By Sue Favor
LOS ANGELES – Carol Ross definitely set a new tone on the first day of training camp for the Los Angeles Sparks yesterday.
The new coach explained what she wanted players to do, demonstrated it to them, directed them into action and then watched, carefully. Players responded. They moved through each drill like it was a playoff game, talking to each other the entire time. There was a distinct urgency to their play. And as practice wore on, the team visibly improved.
Veteran DeLisha Milton-Jones, who played under Ross at the University of Florida 15 years ago, said it was a different opening day than the Sparks have had in many years, due to the fact that Ross is a teacher who can also motivate athletes.
“Sometimes when people teach, the intensity level goes down, or the practice doesn’t have a good rhythm,” Milton-Jones said. “Carol talks a lot, with a lot of good information, but everything is rolling over fast. The drills aren’t drawn out, and she isn’t stopping every other minute. You do the drill, you make the mistake, she tells you, then it’s better the next time and then we move on.”
“She makes you think. She’s a very visual person in her words – she paints a picture for you. She uses a lot of phrases or clichés to make you think, but once you put the pieces of the puzzles together in your head, you can see exactly what she’s talking about. She has an intellectual way of speaking in layman’s terms.”
Aggressive play seemed to be the theme of the day, for both coach and players. It is understandable, too, as the Sparks have been accused of lackluster effort at times in recent years. But Ross said that is simply one of her main focus points.
“I’m really trying to shape their minds to play the way I want them to play,” Ross said. “I want them to play hard, I want them to play aggressively, whether they’re on offense or defense. I want them to be relentless in their attack.”
In addition to technical instruction, Ross also peppers her practice dialogue with bits of philosophical knowledge.

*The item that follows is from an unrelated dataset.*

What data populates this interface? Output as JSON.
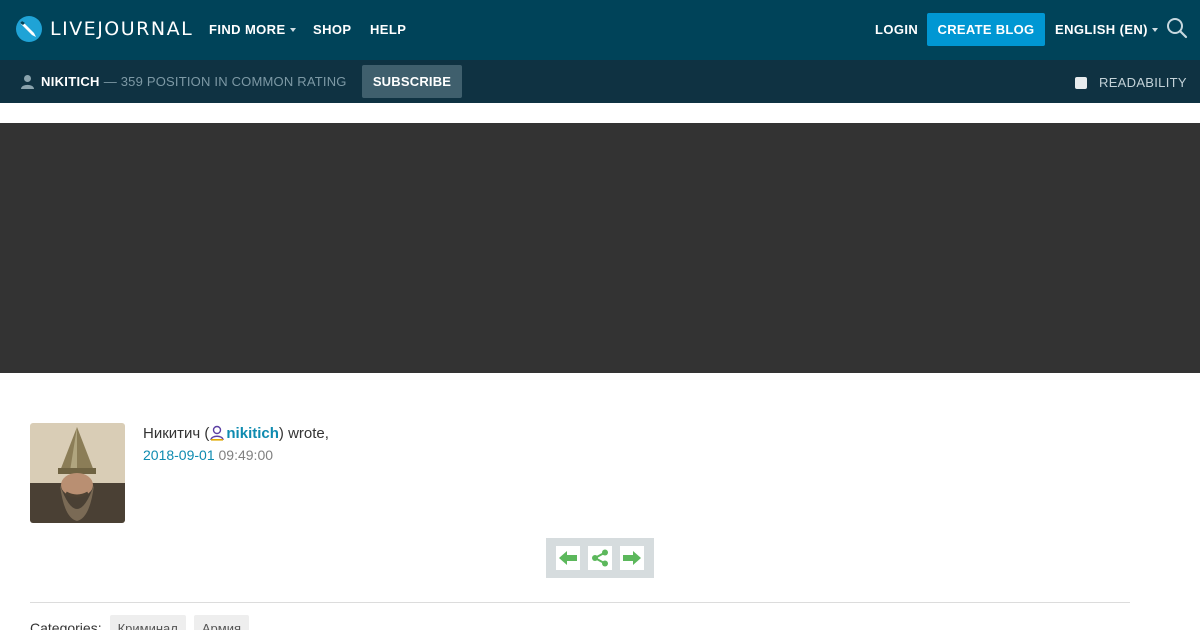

Before demonstrating a defensive principle, for instance, Ross told the team that “defense is built on trust.” She said she wants players to be good teammates to one another, and to realize that coaches and fans also depend on them.
“I’m just trying to create a culture of accountability and sisterhood,” she said. “I want them to be in this thing together….(we’re) going to have each other’s backs and we’re going to play the game with passion and enthusiasm.”
Veteran Ebony Hoffman said the team was embracing Ross’ emphasis on aggressive play.
“She knows what she wants, and she’s teaching us exactly what she wants from us,” Hoffman said. “We’re going to be aggressive, and if we make mistakes, they’ll be aggressive mistakes. Nothing half-hearted.”
But while Ross’ approach is hard-hitting, the atmosphere at practice was sometimes tinged with humor. The session was ended with a more fun one-on-one drill where players were trying to beat a clock. Ross said she purposefully tries to strike a balance.
“I want them to have fun, and balance intensity with some humor,” she said. “Because we want to play the game with enthusiasm and enjoy it – it’s supposed to be fun, and that doesn’t change just because you get a paycheck.”
This year’s number one draft pick Nnemkadi Ogwumike said her first WNBA practice was good, and said she liked Ross.
“Her style is real cool,” Ogwumike said.
The Stanford graduate took Ross aside after practice to ask her some questions about post defense. It was apparent to all that the rookie is unique.
“She is special,” Milton-Jones said. “The energy, the hunger – she has it. She’s gonna be great for this league and even better for this team.”
“She’s different from some of the other rookies in the league that you run into, who say ‘what are you gonna do for me?’ It’s more of a communal thing with her. She’s very giving, caring and confident enough in herself to where she’s giving something away she doesn’t feel like it’s taking something away from herself, and we need a little more of that in this league. That is maturity, and she has a lot of it.”
Ogwumike said she was relieved after the first session and felt some of the pressure was off.
“I thought it would be something I wouldn’t be able to handle,” Ogwumike said. “But everyone here is real supportive.”
Milton-Jones said that is on purpose. She and Hoffman are known for their humor, and they were using it a bit during practice to help welcome the newcomers.
“With us being lighthearted with each other, teasing each other, that kind of breaks the ice a little bit,” she said. “And it allows them to see us in a different light and open up a little more….so they relax a bit.”
There were 10 players at opening day camp, with seven more scheduled to return to town from overseas play within the next two weeks, including Candace Parker, Jantel Lavender and Alana Beard. The Sparks have their first pre-season game Saturday, against the China National Team.
Ross said so far, she likes the blend of veterans and newcomers. Ogwumike does too.
“I’m excited, and I’m very excited I came to this team,” she said. “I’ve been watching these women play for years and now I get to play with them. It’s crazy.”
Will she pick the brains of the vets for tips?
“Oh yes,” she said. “Especially when they don’t know it.”